Friday, January 20, 2006

ADHD: Attention Disaster Hypersensitivity Disorder

I came across a great article over at Focused Distractions. They covered what it was like to fall asleep with AD/HD. I encourage all reading this column to jaunt on over and give it a read. The article wasn't about insomnia per se, but more about this little symptom of AD/HD called Hypersensitivity and how it affects common activities. They did a capital job explaining the types of thoughts that race through one's head when one attempts to sleep when they are hyperaware of everything around them.


For me, the greatest sensitivity is odor. I must have a dog's nose. I sure don't have a human's nose. I can smell milk going off a week before it thinks about it. I can sense which room my neighbor is sneaking a smoke in. I can tell what my wife had for lunch when we kiss hours later. If there was a superhero team that needed someone with a super sense of smell I'd be their man. I can see the costume now - bright green black checkered spandex covering my entire body except for my amazing nose. Olfactoryman! Wondernose! Mr. Nostrils!! Sometimes this is a gift. When meat is going bad, you want me fighting the good fight by your side.


"Have no fear! Mr. Nostrils is here! Stand back, miss! That meat is manky!"


Most of the time it's a pain in the neck, especially when people don't shower or wear swampy clothes. Then I can't focus on anything but their odor filling my flaring nostrils.


I did a test a few months ago. I had been developing a theory that perhaps I was the only person bothered by these odors. Not that the odors were only imaginary, but that for some reason other people didn't notice them or could ignore them. So when a friend came over and I couldn't concentrate on the movie we were watching because his clothes stank, I studied everybody around me. Nobody was wrinkling up their nose or glaring sideways. After the friend left I decided to throw caution to the wind and reveal my secret identify as Mr. Nostrils. I explained that I was usually hypersensitive to scents and found them distracting. I wondered if anybody else had noticed our friend's odor. Very risky, but superheros are bold and brave! Or I have AD/HD and a compelling urge to destroy friendships that span millennia. Fortunately, I had been practicing on strangers on the bus so my friends weren't offended in the slightest. They also confirmed my suspicions that only I had noticed the odor.


So much angst over odor. It seems a silly topic, doesn't it? Especially if you don't have AD/HD. You probably can't imagine what it's like to have cogent thought pushed off the stage while seemingly insignificant events steal the spotlight. And yet, that's exactly what happens. It's like trying to listen to your favorite radio station on the beach when the guy next to you is listening to another station at full volume. There is cacophony. Frustration. Noise. Likewise, odor becomes noise. Touch becomes noise. Taste becomes noise. They crowd out the other thoughts - like when taking a test and reading the questions over and over again because you can't tune out the guy four seats back tapping his pencil quietly on the desk.

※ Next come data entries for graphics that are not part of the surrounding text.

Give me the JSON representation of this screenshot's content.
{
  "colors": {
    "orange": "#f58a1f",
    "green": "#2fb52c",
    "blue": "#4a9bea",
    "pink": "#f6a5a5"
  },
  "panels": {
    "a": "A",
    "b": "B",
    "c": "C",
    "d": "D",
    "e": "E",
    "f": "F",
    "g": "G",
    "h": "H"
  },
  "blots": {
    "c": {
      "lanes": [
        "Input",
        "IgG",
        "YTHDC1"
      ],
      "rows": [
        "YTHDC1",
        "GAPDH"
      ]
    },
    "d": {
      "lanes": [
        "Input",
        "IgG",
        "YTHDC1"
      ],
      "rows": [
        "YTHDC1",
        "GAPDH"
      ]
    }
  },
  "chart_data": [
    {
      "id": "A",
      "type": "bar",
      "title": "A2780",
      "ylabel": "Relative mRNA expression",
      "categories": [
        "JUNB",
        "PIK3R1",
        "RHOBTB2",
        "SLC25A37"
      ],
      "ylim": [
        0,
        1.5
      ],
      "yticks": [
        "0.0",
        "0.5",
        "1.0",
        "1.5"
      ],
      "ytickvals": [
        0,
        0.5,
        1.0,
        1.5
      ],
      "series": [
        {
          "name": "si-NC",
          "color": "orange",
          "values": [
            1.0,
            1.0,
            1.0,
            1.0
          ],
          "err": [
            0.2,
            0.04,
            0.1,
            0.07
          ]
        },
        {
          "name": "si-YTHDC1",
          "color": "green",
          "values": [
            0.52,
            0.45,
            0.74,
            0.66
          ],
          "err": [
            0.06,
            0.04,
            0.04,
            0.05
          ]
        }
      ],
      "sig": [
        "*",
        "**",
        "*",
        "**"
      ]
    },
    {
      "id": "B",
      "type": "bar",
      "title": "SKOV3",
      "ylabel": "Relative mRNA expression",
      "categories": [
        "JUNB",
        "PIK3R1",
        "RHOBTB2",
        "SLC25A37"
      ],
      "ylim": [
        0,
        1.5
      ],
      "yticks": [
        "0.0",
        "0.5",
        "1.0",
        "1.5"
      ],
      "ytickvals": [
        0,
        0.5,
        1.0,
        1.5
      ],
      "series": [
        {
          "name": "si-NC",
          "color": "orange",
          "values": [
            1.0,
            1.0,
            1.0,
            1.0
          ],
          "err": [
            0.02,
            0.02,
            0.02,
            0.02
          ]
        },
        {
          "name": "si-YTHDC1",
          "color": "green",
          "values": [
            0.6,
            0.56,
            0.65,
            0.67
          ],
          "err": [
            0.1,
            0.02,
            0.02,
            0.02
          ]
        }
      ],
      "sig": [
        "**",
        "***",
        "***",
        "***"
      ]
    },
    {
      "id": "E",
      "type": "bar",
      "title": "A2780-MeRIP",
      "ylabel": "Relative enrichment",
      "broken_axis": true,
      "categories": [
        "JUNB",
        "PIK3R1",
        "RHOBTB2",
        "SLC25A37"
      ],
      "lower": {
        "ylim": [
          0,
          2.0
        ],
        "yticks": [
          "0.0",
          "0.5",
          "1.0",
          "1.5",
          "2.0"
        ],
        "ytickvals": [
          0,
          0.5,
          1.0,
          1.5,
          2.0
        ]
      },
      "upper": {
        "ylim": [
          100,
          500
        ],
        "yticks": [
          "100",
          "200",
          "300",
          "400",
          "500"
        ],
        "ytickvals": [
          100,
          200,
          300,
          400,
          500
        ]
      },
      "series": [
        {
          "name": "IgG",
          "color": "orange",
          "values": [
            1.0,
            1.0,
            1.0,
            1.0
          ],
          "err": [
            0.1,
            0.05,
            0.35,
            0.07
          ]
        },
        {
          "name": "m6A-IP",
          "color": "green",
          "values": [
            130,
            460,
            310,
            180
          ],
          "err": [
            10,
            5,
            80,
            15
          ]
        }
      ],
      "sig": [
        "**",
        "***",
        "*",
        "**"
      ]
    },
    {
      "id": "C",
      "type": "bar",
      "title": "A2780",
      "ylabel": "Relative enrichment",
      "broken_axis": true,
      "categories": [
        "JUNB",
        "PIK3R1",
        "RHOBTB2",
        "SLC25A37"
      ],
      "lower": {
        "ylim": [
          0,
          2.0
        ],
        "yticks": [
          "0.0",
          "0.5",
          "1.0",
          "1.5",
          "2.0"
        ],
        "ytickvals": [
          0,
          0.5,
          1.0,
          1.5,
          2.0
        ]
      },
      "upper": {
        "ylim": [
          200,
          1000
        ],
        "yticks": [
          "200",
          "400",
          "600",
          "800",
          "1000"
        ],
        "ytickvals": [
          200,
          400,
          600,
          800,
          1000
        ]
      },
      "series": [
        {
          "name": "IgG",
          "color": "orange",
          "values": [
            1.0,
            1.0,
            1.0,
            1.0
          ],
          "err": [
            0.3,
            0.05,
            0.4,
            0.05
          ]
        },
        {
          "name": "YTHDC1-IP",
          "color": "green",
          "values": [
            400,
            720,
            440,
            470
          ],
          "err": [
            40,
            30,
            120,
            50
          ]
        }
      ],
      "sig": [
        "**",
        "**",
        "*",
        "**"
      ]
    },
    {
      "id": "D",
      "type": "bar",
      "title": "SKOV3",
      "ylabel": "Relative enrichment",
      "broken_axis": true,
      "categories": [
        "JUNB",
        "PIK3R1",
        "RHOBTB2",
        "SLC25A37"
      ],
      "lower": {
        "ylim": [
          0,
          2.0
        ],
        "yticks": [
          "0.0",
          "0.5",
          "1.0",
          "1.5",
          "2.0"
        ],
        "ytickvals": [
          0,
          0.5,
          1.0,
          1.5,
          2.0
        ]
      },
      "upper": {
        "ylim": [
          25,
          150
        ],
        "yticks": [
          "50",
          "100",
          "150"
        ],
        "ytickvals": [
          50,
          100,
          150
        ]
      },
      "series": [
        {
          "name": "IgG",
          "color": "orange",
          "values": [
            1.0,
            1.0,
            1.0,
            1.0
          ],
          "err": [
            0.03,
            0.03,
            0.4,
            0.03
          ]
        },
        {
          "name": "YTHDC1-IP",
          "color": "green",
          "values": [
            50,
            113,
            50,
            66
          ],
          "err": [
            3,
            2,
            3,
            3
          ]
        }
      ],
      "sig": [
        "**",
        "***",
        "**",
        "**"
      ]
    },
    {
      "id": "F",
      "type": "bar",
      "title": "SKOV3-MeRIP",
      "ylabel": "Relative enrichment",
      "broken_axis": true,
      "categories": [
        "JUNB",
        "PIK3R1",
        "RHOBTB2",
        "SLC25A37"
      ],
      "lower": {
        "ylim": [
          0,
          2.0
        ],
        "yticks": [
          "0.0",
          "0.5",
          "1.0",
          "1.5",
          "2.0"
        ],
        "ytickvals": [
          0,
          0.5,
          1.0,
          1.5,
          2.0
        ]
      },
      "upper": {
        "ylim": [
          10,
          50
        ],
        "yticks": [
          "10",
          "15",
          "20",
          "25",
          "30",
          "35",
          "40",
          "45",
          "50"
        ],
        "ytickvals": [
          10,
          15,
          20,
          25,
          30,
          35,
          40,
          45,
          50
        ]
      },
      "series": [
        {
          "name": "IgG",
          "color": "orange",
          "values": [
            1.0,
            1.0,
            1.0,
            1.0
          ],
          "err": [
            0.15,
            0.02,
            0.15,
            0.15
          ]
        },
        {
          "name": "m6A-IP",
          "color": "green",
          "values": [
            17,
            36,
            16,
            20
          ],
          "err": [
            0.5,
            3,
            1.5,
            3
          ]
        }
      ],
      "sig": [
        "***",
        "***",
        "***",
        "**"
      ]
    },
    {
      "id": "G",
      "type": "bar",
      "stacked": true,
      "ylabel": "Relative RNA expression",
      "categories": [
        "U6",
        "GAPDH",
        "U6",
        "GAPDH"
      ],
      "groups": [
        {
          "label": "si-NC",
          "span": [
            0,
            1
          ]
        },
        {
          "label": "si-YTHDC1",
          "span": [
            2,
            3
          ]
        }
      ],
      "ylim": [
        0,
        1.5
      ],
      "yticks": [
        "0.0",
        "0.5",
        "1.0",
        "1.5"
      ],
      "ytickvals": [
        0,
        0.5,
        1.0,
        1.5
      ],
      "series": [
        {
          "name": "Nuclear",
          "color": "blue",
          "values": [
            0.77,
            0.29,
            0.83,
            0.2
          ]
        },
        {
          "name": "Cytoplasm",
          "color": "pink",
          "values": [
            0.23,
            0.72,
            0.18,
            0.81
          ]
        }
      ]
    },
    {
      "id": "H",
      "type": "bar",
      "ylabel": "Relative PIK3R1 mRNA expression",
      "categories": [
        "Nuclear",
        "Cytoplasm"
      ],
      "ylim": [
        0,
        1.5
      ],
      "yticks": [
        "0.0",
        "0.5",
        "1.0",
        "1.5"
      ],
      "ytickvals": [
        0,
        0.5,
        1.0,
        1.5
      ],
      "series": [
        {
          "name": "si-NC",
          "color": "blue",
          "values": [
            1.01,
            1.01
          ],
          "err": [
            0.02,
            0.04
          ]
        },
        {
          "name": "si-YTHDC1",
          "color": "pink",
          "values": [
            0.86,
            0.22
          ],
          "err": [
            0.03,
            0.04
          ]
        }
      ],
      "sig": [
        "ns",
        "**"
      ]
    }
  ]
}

It's a problem of magnitude or amplitude. Something in the AD/HD process gives greater weight to background noise.


With effort we can train ourselves to either tune out the noise, or find a way to reduce it's effect. We become such finicky and particular creatures as we learn to cope with these tiny distractions, however. I could completely relate with the authors over at Focused Distractions. My bed sheets have to be just right. Shirts have to fit me a certain way. I don't enjoy wearing contacts because I can't forget that they are there. I can't drink milk that has been warmed to room temperature then rerefrigerated. I don't enjoy food that's been slightly scorched. I can't tune out my neighbors subwoofer at 2am even when I'm tired. In fact, I can still detect the vibrations of his subwoofer even with white noise playing on the stereo, a CPAP blasting in my ear, and my head buried under the pillow. Such hypersensitivity seems unfair and useless at moments like that. Couldn't I be more like my wife? She could sleep soundly if my neighbor was moshing in our clothes closet.


There's no real solution for it. As Spidey says, with great power comes great irritability. Or something like that. Fortunately one can train oneself to ignore sensory distractions. If I learned to sleep with a CPAP mask strapped to my face while being inflated all night long like a balloon in a Macey's parade then I can learn to ignore other things as well. The trick is to not let the distractions irritate you. Don't sit there suffering and irritated and abused. The hypersensitivity that can encroach on our thoughts also gives us an intense life experience for all the positive sensations as well. No matter how much my bed sheets bug me when I try to sleep, I wouldn't trade away this hypersensitivity for a more "normal" existence. Would you?